The Japanese attack on Pearl Harbor is an incident that will always remain alive in the history of the United States of America. The seeds of this attack were sown during 1931 when Japan invaded Manchuria, a Chinese province.

After Japan’s declaring war against China in 1937 the United States of America helped the Chinese by providing military as well as financial aid. US also gained the wrath of Japan when President Roosevelt decided to cutoff oil exports and export of other raw materials to Japan during July 1941. In October 1941 General Hideki Tojo became prime minister of Japan. Tojo placed a few demands with the US among which was the release of Japanese assets and cessation of the US naval expansion in the Pacific.

The secretary of the US, Cordell Hull proposed the withdrawal of Japanese from China and Indochina in exchange of Japanese assets. This was rejected by the Japanese on December 1, 1941. This was followed by an appeal on December 6 by President Franklin Roosevelt to the Japanese emperor Hirohito. This appeal did not receive any reply but later the same day US code breaking service received the Japanese message hinting an imminent attack. Though a warning was sent from Washington, the damage was already done at Pearl Harbor.

Japan had long expected the US to declare war and their main concern was the US Pacific Fleet which is based in Pearl Harbor. The Japanese decided to cripple the United States by launching a surprise attack on the Pacific Fleet. The first attack wave of 183 Japanese airplanes headed for Pearl Harbor on the fateful Sunday, December 7, 1941 at 6 AM. These planes were detected at Oahu’s northern shore radar station. But the officers ignored them thinking they were American B-17 planes heading in from the US west coast.

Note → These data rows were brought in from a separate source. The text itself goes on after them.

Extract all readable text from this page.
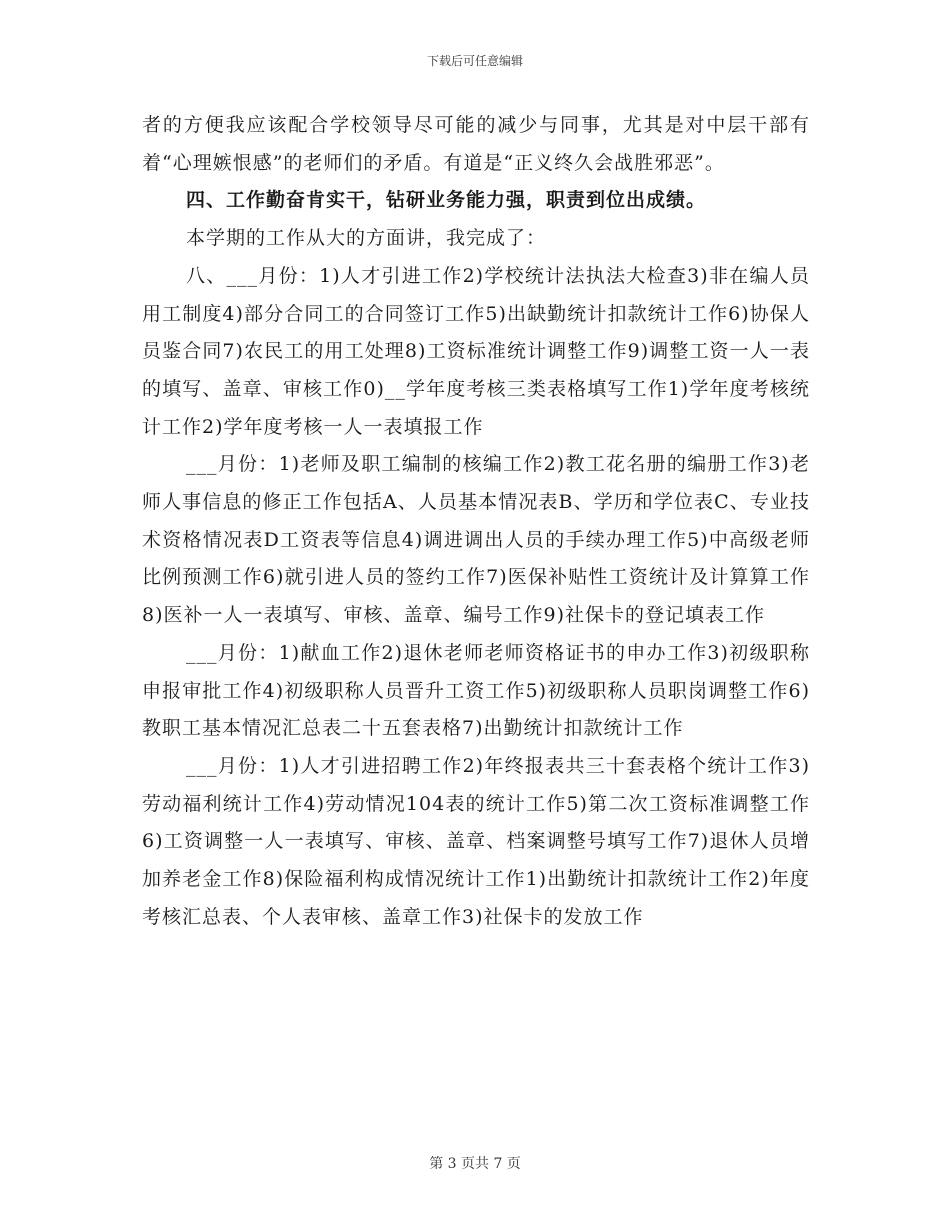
下载后可任意编辑

者的方便我应该配合学校领导尽可能的减少与同事，尤其是对中层干部有着“心理嫉恨感”的老师们的矛盾。有道是“正义终久会战胜邪恶”。

四、工作勤奋肯实干，钻研业务能力强，职责到位出成绩。

本学期的工作从大的方面讲，我完成了：

八、___月份：1)人才引进工作2)学校统计法执法大检查3)非在编人员用工制度4)部分合同工的合同签订工作5)出缺勤统计扣款统计工作6)协保人员鉴合同7)农民工的用工处理8)工资标准统计调整工作9)调整工资一人一表的填写、盖章、审核工作0)__学年度考核三类表格填写工作1)学年度考核统计工作2)学年度考核一人一表填报工作

___月份：1)老师及职工编制的核编工作2)教工花名册的编册工作3)老师人事信息的修正工作包括A、人员基本情况表B、学历和学位表C、专业技术资格情况表D工资表等信息4)调进调出人员的手续办理工作5)中高级老师比例预测工作6)就引进人员的签约工作7)医保补贴性工资统计及计算算工作8)医补一人一表填写、审核、盖章、编号工作9)社保卡的登记填表工作

___月份：1)献血工作2)退休老师老师资格证书的申办工作3)初级职称申报审批工作4)初级职称人员晋升工资工作5)初级职称人员职岗调整工作6)教职工基本情况汇总表二十五套表格7)出勤统计扣款统计工作

___月份：1)人才引进招聘工作2)年终报表共三十套表格个统计工作3)劳动福利统计工作4)劳动情况104表的统计工作5)第二次工资标准调整工作6)工资调整一人一表填写、审核、盖章、档案调整号填写工作7)退休人员增加养老金工作8)保险福利构成情况统计工作1)出勤统计扣款统计工作2)年度考核汇总表、个人表审核、盖章工作3)社保卡的发放工作

第 3 页共 7 页
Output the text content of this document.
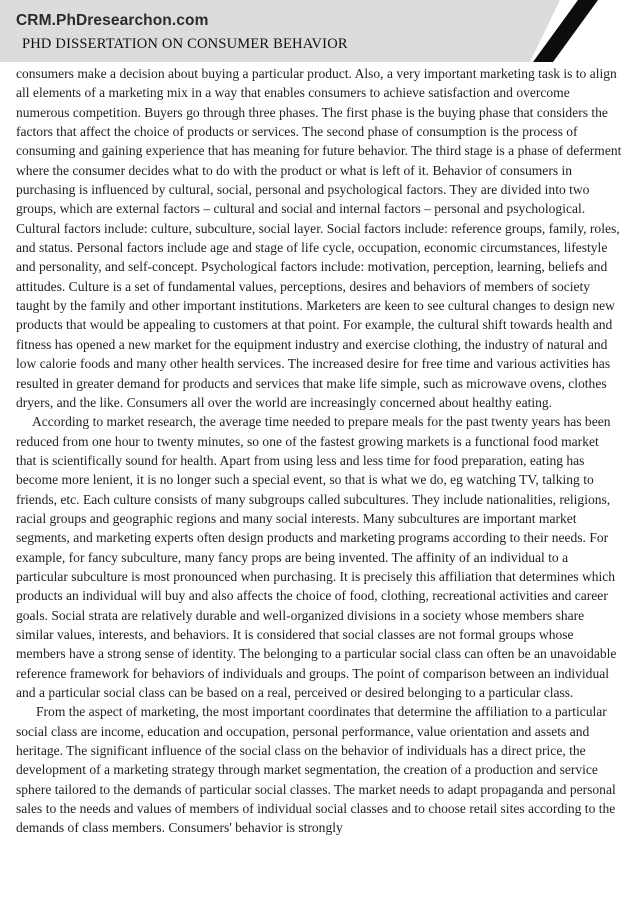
CRM.PhDresearchon.com
PHD DISSERTATION ON CONSUMER BEHAVIOR

consumers make a decision about buying a particular product. Also, a very important marketing task is to align all elements of a marketing mix in a way that enables consumers to achieve satisfaction and overcome numerous competition. Buyers go through three phases. The first phase is the buying phase that considers the factors that affect the choice of products or services. The second phase of consumption is the process of consuming and gaining experience that has meaning for future behavior. The third stage is a phase of deferment where the consumer decides what to do with the product or what is left of it. Behavior of consumers in purchasing is influenced by cultural, social, personal and psychological factors. They are divided into two groups, which are external factors – cultural and social and internal factors – personal and psychological. Cultural factors include: culture, subculture, social layer. Social factors include: reference groups, family, roles, and status. Personal factors include age and stage of life cycle, occupation, economic circumstances, lifestyle and personality, and self-concept. Psychological factors include: motivation, perception, learning, beliefs and attitudes. Culture is a set of fundamental values, perceptions, desires and behaviors of members of society taught by the family and other important institutions. Marketers are keen to see cultural changes to design new products that would be appealing to customers at that point. For example, the cultural shift towards health and fitness has opened a new market for the equipment industry and exercise clothing, the industry of natural and low calorie foods and many other health services. The increased desire for free time and various activities has resulted in greater demand for products and services that make life simple, such as microwave ovens, clothes dryers, and the like. Consumers all over the world are increasingly concerned about healthy eating.

According to market research, the average time needed to prepare meals for the past twenty years has been reduced from one hour to twenty minutes, so one of the fastest growing markets is a functional food market that is scientifically sound for health. Apart from using less and less time for food preparation, eating has become more lenient, it is no longer such a special event, so that is what we do, eg watching TV, talking to friends, etc. Each culture consists of many subgroups called subcultures. They include nationalities, religions, racial groups and geographic regions and many social interests. Many subcultures are important market segments, and marketing experts often design products and marketing programs according to their needs. For example, for fancy subculture, many fancy props are being invented. The affinity of an individual to a particular subculture is most pronounced when purchasing. It is precisely this affiliation that determines which products an individual will buy and also affects the choice of food, clothing, recreational activities and career goals. Social strata are relatively durable and well-organized divisions in a society whose members share similar values, interests, and behaviors. It is considered that social classes are not formal groups whose members have a strong sense of identity. The belonging to a particular social class can often be an unavoidable reference framework for behaviors of individuals and groups. The point of comparison between an individual and a particular social class can be based on a real, perceived or desired belonging to a particular class.

From the aspect of marketing, the most important coordinates that determine the affiliation to a particular social class are income, education and occupation, personal performance, value orientation and assets and heritage. The significant influence of the social class on the behavior of individuals has a direct price, the development of a marketing strategy through market segmentation, the creation of a production and service sphere tailored to the demands of particular social classes. The market needs to adapt propaganda and personal sales to the needs and values of members of individual social classes and to choose retail sites according to the demands of class members. Consumers' behavior is strongly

The unprepared commanders at Pearl Harbor had left the aircrafts on the airfields, anti-aircraft guns unmanned and ammunition boxes locked. The first wave of Japanese airplanes under the command of flight commander Mitsuo Fuchida struck Pearl Harbor at 7:53 AM and the US officers were caught off-guard. The Japanese airplanes targeted airfields and battleships. A second wave consisting of 167 airplanes targeted other ships and shipyard facilities.

By 9:45 AM Pearl Harbor had suffered immense damage. What escaped were three US Pacific Fleet aircraft carriers and the base fuel tanks. The Pacific Fleet lost eight battleships, three light cruisers, three destroyers, three smaller vessels and 188 aircrafts. The overwhelming casualty included 2335 servicemen and 68 civilians who were killed and an approximate 1178 injured.

The States of the United States of America which was going through the great depression suddenly found the need to unite. The Japanese attack on Pearl Harbor saw a huge number of young volunteers joining the US armed forces. In his address to the conference president Roosevelt declared December 7, 1941 ‘a date which will live in infamy…’ America under the leadership of President Franklin D Roosevelt declared war on Japan on December 8, 1941 bringing the United States of America in to World War II.